Reagindo a vários sintomas de opressão, os defensores da igualdade racial foram de um ponto a outro, opondo-se aos homicídios policiais, ao sistema de justiça criminal injusto e às altas taxas de pobreza e mortalidade da população negra. 

Agora, cada vez mais, os analistas associam as manifestações contra a opressão racial aos sistemas estruturais de repressão envolvendo o capitalismo em si. Escrevendo sobre uma notória firma de comércio de escravos, o historiador Joshua Rothman captura essa associação no título de seu novo livro, The Ledger and the Chain [A Contabilidade e a Corrente”, em tradução livre].
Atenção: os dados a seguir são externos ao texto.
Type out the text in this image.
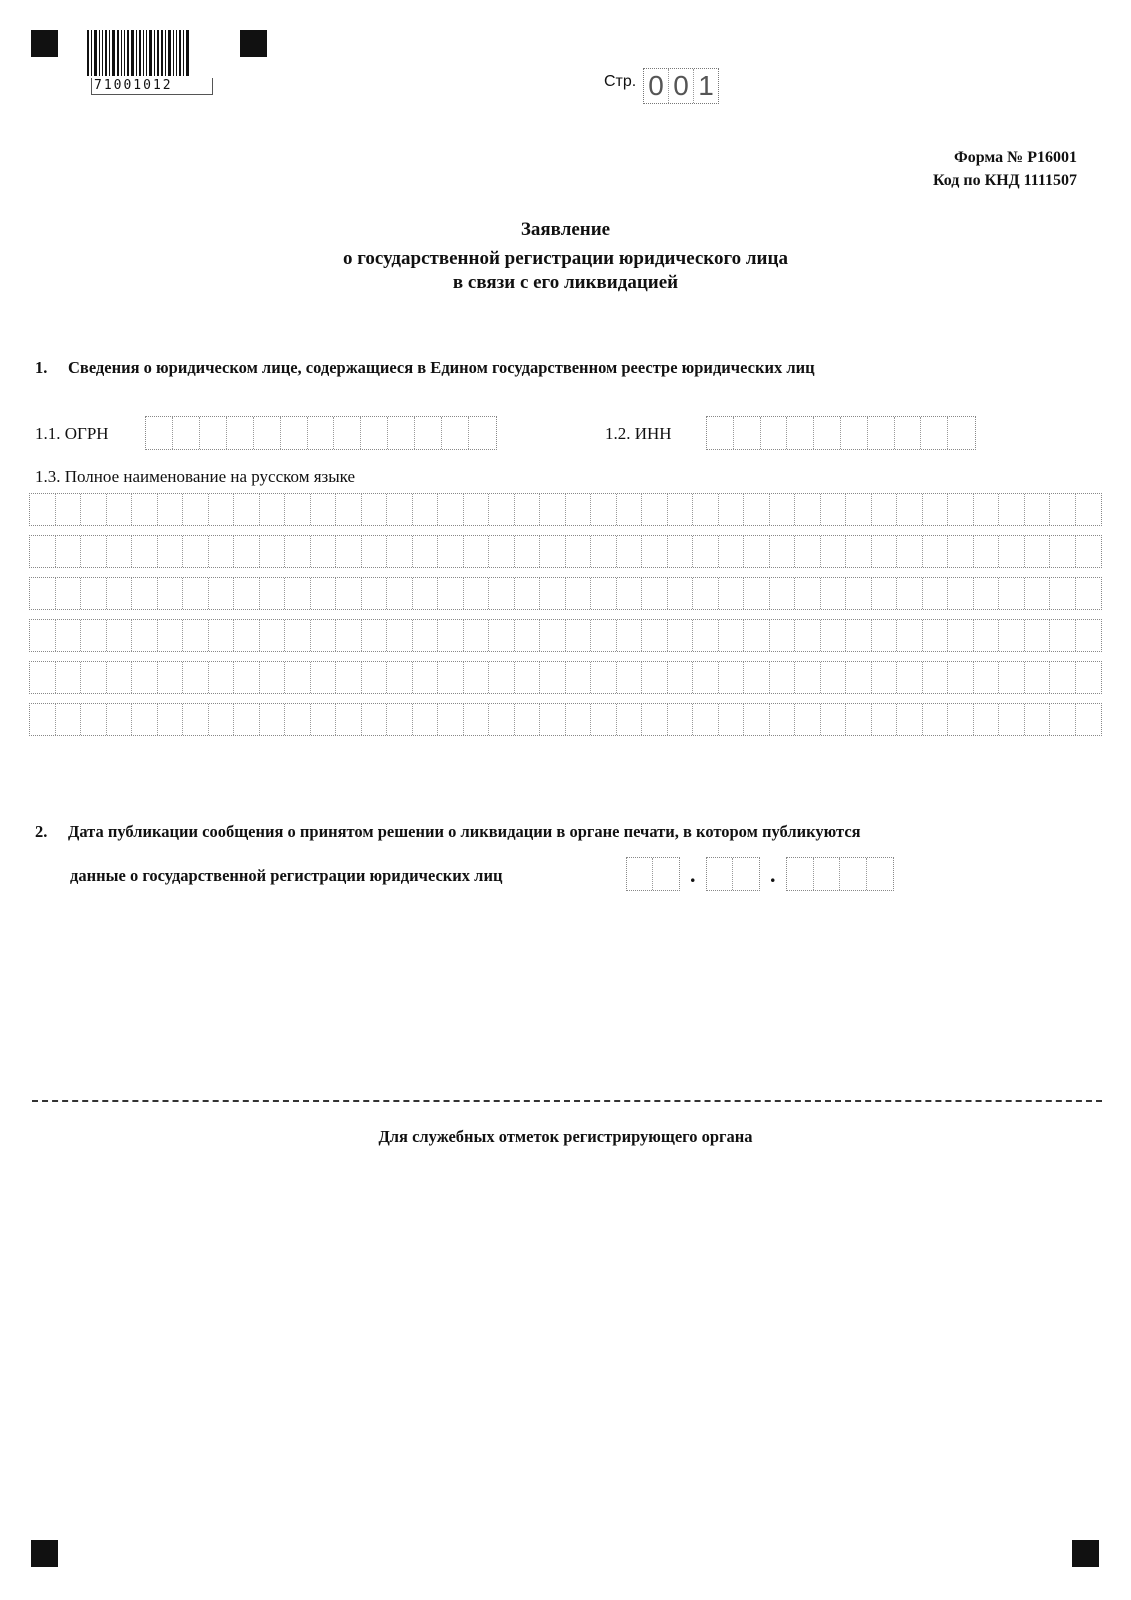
71001012	Стр. 0 0 1
Форма № Р16001
Код по КНД 1111507
Заявление
о государственной регистрации юридического лица
в связи с его ликвидацией
1. Сведения о юридическом лице, содержащиеся в Едином государственном реестре юридических лиц
1.1. ОГРН	1.2. ИНН
1.3. Полное наименование на русском языке
2. Дата публикации сообщения о принятом решении о ликвидации в органе печати, в котором публикуются
данные о государственной регистрации юридических лиц	.	.
Для служебных отметок регистрирующего органа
De forma similar, caso a campanha contra o embargo dos EUA prestasse especial atenção na longa história da ambição dos Estados Unidos em dominar Cuba, poderia adquirir mais substância e ganhar força. 

A premissa seria de que as potências europeias e os Estados Unidos há muito buscam trazer Cuba e outros territórios latino-americanos dependentes para dentro de sua órbita capitalista.

O caso das seringas remete aos esquemas dos Estados Unidos no século 19 para absorver Cuba, o controle dos EUA sobre a ilha após a partida da Espanha em 1902 e a determinação dos Estados Unidos, depois de 1959, em restaurar a hegemonia perdida para a Revolução.